Although text mining remains a relatively new field, its importance is by no means unrecognized. A number of firms already offer a variety consulting services as well as a wide range of tools, including everything from one-size-fits-all products, to more specialized solutions geared to analyzing complex collections of documents like scientific publications, newswires, and other press reports.

Ongoing Development
One of the keys to text mining is the classification of words, a subject that is hardly new. “It is now nearly 50 years since I first projected a system of verbal classification similar to that on which the present work is founded.” So wrote Dr. Peter Roget in the preface to the first edition of his famous thesaurus, which collected words in related categories such as Hearing, Deafness, Sound, Silence, Faintness of Sound, and Loudness. The year was 1852.

It is this idea that is now being expanded by WordNet. WordNet, a product of an ongoing research project at Princeton University, is an electronic lexical reference system for the English Language. Its design is inspired by current psycholinguistic theories of human lexical memory. A popular tool among text and natural language researchers, its relative comprehensiveness and free-of-charge distribution—along with its numerous tools and associated data sets—give it the potential of becoming a standard. It has already inspired compatible developments in other languages, paving the road to multi-lingual and cross-lingual applications.

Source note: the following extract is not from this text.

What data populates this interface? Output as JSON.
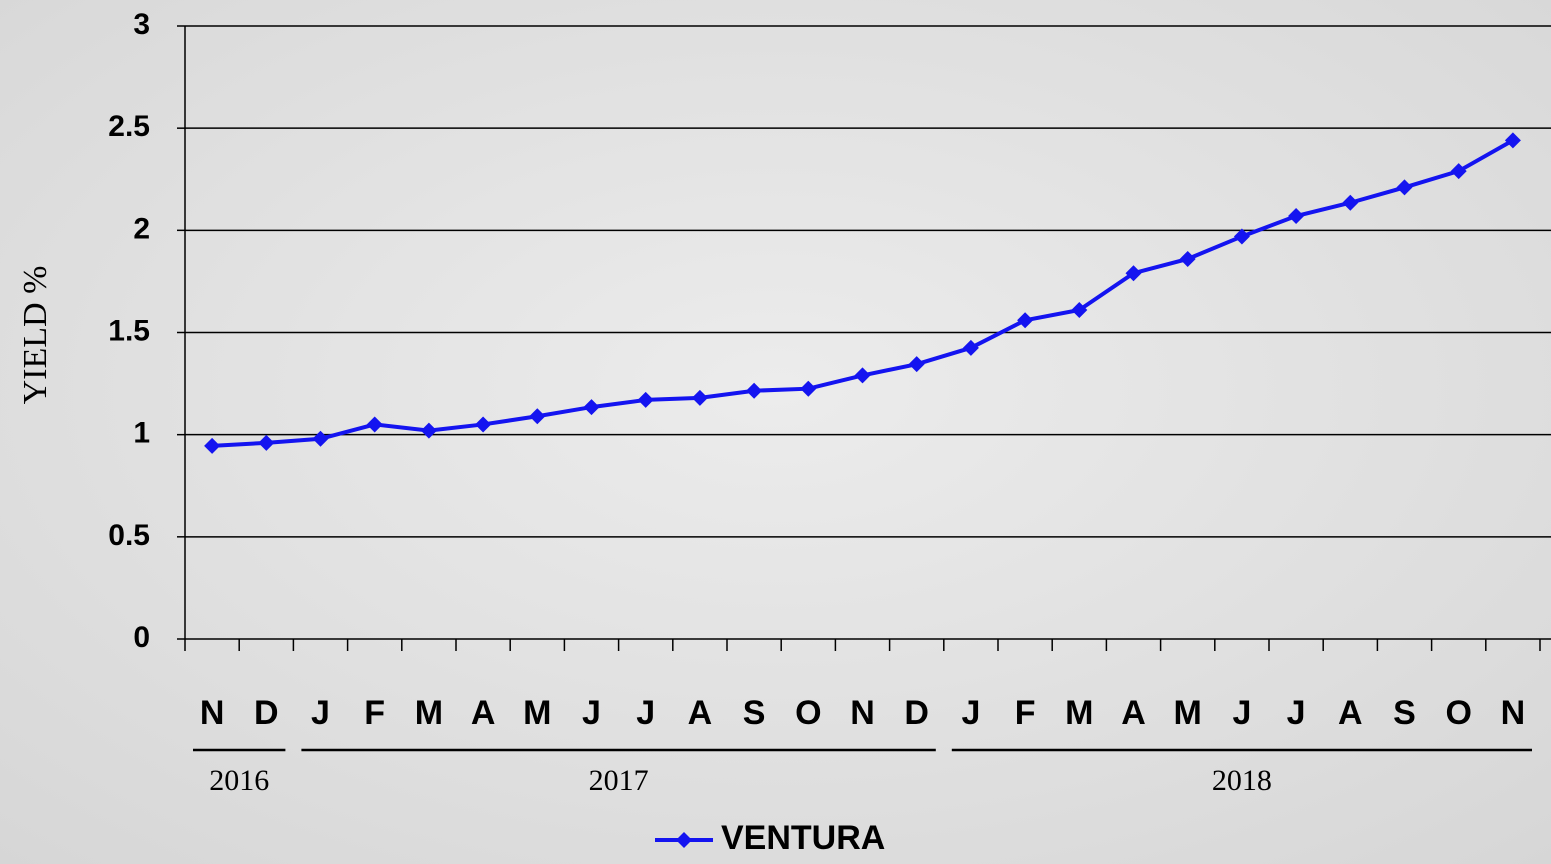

In WordNet, English nouns, verbs, adjectives, and adverbs are organized into synonym sets called synsets. Each synset consists of a list of synonymous word forms, representing one underlying lexical concept. Semantic pointers describe relationships between the synsets. For instance, there is a synset for the synonym set {industry, manufacture, manufacturing}. WordNet contains approximately 122,000 terms grouped into approximately 99,000 synsets and is constantly being updated and expanded. The main relationships between synsets are the hyponym/hypernym relationship and the meronym/holonym relationship. An “oak” is a kind of “tree” is an example of the first, and a “pitcher” is part of a “baseball team” is an example of the second.

Along with new statistical models and more powerful processors, reference tools like WordNet are sure to play a major role as text mining continues to advance in the coming years.

Limitations
In spite of its vast potential, it must be noted that Text Mining is still in its infancy. For example, the empirical results from a number of recent studies on document retrieval place the improvement rate over searches done strictly by the co-occurrence words at between 5 and 10%. Still, in many instances, the increased accuracy represented by even such small percentages as these are not merely significant, but substantial, and researchers point out that they have been able to consistently improve their results.